The scripts in this directory perform the analysis referred to in Stoler et al. 2020 (in review).
This repository depends on submodules, so be sure to clone it with --recursive
.
To download data from the SRA, it requires the requests
Python package.
This also assumes the presence of several commands on your $PATH
:
curl
gunzip
bioawk
bwa
(0.7.17-r1188)
samtools
(1.9)
Version numbers in parentheses are what the original analysis was done with. Other versions may also work.
The contents of this repo were used to download hundreds of SRA FASTQ files, then use the overlap error detection method to detect errors, and then analyze the detected errors.
This took place in two phases: first, the main survey, where the Python scripts in the root directory were used to download and analyze the data on a cluster. Then, the results of this computation were analyzed in Jupyter Notebook. These notebooks are all in the jupyter
directory.
First, you will need to download all the potential reference sequences for your SRA runs, as described in the methods section. Then, create a file mapping sequence names to the filenames of the FASTA files they're contained in. As described in the align-multi.py
help text, this file should have one line per sequence, with two tab-delimited fields: the sequence name, and the path to the reference file. Then concatenate all the reference sequences into one meta-reference FASTA file (but keep the individual files). Then index the meta-reference with BWA.
For the analysis in Jupyter Notebook, you'll need metadata for the SRA runs. You'll need it in two different formats: runinfo and docsum. You can get both using NCBI's Entrez Direct utilities.
For the runinfo, use a command like this:
$ esearch -db sra -query 'Escherichia coli[Organism]' | efetch -format runinfo > sra.runinfo.csv
The output will include many empty and header lines, so you'll probably want to remove those.
The docsums can be fetched like this:
$ esearch -db sra -query 'Escherichia coli[Organism]' | efetch -format docsum > sra.docsum.raw.xml
But this output is even messier. If there are many results, the output will be broken into multiple complete XML documents concatenated together. To work with the Jupyter Notebook code, it'll have to be one big, valid XML document. Remove the extra XML headers (the <?xml
, <!DOCTYPE
, <DocumentSummarySet
, and <\DocumentSummarySet>
lines).
The script dl-and-process.py
can be used to perform the main computational analysis on a single SRA run. It takes an SRA accession number, and several paths, like the path to the meta reference file you created earlier and the sequence-to-filename mapping file. For compatibility with the Jupyter Notebook code, you should use the --progress-file
option to track the progress of each run in a progress.ini
file in the output directory. For the same reason, all output directories should be contained in a single runs
parent directory.
At the top of each Jupyter Notebook, there are a few paths defined. Replace the MAIN_DIR
with the path to the parent of your runs
directory. And replace the CSV_PATH
and XML_PATH
with the paths to your runinfo and docsum metadata files, respectively.

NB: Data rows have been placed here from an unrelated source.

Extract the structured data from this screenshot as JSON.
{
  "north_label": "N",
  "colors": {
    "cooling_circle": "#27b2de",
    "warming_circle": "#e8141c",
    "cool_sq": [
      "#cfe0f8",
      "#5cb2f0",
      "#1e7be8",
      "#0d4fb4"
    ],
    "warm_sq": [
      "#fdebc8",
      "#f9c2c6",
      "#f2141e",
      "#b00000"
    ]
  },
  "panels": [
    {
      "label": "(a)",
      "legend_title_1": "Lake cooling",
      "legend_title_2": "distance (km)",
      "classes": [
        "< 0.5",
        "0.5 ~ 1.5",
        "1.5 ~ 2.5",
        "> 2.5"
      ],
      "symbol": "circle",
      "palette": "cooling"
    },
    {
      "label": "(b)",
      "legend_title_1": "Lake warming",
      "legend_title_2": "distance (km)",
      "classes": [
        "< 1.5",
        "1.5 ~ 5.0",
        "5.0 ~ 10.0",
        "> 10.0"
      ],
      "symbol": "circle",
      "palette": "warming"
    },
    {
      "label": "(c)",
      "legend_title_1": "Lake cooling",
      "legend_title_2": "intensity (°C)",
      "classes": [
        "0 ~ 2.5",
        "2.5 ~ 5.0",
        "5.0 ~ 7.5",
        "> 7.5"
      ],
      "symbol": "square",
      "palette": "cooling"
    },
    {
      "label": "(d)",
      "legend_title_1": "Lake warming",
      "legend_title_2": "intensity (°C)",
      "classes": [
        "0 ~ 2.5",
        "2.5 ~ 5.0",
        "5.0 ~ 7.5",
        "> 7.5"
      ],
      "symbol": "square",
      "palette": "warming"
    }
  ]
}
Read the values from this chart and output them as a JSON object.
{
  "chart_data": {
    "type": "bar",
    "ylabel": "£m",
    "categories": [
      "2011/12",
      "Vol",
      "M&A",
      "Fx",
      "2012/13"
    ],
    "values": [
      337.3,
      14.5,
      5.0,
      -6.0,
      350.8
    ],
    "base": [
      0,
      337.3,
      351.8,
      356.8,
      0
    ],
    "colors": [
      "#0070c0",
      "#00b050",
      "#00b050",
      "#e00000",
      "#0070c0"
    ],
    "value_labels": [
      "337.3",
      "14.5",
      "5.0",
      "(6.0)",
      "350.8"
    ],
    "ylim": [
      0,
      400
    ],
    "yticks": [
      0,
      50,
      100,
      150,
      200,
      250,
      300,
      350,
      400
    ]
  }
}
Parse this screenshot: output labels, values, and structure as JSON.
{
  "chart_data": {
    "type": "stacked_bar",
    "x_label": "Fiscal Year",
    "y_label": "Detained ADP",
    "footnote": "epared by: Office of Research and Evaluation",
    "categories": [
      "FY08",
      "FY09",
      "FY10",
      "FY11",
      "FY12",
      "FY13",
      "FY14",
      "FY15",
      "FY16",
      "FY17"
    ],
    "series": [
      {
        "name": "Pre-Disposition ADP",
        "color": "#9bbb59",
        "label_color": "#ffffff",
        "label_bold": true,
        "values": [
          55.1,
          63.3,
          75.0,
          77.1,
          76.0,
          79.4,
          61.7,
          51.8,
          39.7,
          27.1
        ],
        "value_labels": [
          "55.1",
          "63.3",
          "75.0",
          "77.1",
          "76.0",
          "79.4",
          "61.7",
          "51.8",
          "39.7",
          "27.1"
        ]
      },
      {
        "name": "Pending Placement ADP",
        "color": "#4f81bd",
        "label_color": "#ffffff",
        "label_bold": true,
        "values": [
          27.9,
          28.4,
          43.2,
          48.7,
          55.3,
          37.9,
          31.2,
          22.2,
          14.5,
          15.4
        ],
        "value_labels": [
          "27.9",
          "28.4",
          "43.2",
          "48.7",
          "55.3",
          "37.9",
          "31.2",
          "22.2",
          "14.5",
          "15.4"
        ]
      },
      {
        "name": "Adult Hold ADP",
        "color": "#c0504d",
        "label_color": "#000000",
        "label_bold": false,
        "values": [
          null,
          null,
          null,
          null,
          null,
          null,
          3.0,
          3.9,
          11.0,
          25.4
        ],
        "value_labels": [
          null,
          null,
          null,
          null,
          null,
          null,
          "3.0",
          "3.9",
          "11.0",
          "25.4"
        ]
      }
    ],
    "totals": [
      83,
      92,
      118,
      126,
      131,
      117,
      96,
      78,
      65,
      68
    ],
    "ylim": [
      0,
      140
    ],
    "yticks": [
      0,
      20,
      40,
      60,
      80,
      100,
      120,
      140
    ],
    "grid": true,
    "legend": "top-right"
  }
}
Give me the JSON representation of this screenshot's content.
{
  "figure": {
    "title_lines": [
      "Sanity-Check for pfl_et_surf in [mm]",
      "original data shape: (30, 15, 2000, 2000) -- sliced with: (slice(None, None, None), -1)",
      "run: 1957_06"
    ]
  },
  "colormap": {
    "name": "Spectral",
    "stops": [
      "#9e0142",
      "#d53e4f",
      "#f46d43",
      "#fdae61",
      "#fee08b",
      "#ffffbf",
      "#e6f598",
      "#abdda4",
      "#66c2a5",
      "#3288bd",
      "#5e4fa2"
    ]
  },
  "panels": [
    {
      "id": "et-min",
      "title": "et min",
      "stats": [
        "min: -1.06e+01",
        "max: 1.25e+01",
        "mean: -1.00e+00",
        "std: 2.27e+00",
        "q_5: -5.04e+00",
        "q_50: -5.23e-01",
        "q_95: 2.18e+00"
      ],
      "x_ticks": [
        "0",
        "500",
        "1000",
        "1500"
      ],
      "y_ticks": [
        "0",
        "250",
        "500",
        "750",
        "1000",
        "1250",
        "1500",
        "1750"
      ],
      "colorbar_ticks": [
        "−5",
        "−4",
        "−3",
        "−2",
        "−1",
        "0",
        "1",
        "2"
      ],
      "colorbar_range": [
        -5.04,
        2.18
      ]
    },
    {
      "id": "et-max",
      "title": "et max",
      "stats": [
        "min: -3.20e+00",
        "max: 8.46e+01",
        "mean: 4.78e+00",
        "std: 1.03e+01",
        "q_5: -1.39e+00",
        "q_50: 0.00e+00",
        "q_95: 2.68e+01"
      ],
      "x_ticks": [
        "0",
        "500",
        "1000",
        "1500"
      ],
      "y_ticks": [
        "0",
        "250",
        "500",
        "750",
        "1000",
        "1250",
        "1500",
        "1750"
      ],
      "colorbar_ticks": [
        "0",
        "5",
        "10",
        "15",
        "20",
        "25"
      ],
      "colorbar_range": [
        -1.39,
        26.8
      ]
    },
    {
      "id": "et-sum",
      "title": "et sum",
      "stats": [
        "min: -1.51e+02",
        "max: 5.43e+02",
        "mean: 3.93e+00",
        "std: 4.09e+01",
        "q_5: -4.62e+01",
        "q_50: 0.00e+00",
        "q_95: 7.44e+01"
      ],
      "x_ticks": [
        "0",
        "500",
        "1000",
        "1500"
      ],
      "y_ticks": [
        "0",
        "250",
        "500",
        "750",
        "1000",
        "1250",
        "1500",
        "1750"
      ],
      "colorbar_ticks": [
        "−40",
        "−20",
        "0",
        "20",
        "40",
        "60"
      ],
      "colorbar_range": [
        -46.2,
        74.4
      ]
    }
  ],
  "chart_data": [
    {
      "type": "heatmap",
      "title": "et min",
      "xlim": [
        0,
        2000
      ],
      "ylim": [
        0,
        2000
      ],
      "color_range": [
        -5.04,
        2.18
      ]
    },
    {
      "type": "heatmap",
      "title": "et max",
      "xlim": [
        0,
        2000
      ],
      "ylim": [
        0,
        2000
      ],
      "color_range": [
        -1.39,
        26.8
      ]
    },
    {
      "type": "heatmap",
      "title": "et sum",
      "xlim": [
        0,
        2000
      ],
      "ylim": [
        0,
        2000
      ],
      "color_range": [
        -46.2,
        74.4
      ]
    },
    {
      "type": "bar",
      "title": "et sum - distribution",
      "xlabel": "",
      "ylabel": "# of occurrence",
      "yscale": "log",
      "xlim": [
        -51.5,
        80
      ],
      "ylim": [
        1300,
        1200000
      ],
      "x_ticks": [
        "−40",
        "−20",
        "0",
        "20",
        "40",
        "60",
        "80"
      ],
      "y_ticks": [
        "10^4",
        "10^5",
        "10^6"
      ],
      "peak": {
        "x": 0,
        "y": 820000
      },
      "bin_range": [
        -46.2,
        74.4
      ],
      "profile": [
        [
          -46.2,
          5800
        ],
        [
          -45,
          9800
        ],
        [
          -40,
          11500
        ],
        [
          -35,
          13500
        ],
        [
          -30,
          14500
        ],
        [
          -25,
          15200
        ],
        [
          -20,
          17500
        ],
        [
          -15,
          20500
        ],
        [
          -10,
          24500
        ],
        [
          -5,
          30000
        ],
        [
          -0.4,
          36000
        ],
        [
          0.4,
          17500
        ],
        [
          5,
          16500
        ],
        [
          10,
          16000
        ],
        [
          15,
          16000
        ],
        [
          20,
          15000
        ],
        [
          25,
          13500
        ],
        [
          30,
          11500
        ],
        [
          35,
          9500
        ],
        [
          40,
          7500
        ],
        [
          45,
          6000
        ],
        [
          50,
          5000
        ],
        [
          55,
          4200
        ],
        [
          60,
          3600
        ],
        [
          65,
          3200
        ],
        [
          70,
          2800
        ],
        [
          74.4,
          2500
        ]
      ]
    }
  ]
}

The notebooks require matplotlib
, seaborn
, pandas
, and statsmodels
for the linear regression. Some use a module named html_table
, which can be found in this repo. Others use fastagenerators
, which is from this repo.
This diagram shows the full flow of the analysis. We used runner.py
to automate launching slurm
jobs from a queue. For each SRA accession number, it would launch an instance of dl-and-process.py
. This script would run the main pipeline, starting with download.py
and ending in analyze.py
. The exception is post-homopol.py
, which was launched manually. The output and input files are in white. Then certain output files are used by the Jupyter notebooks (in green) to produce the tables and figures.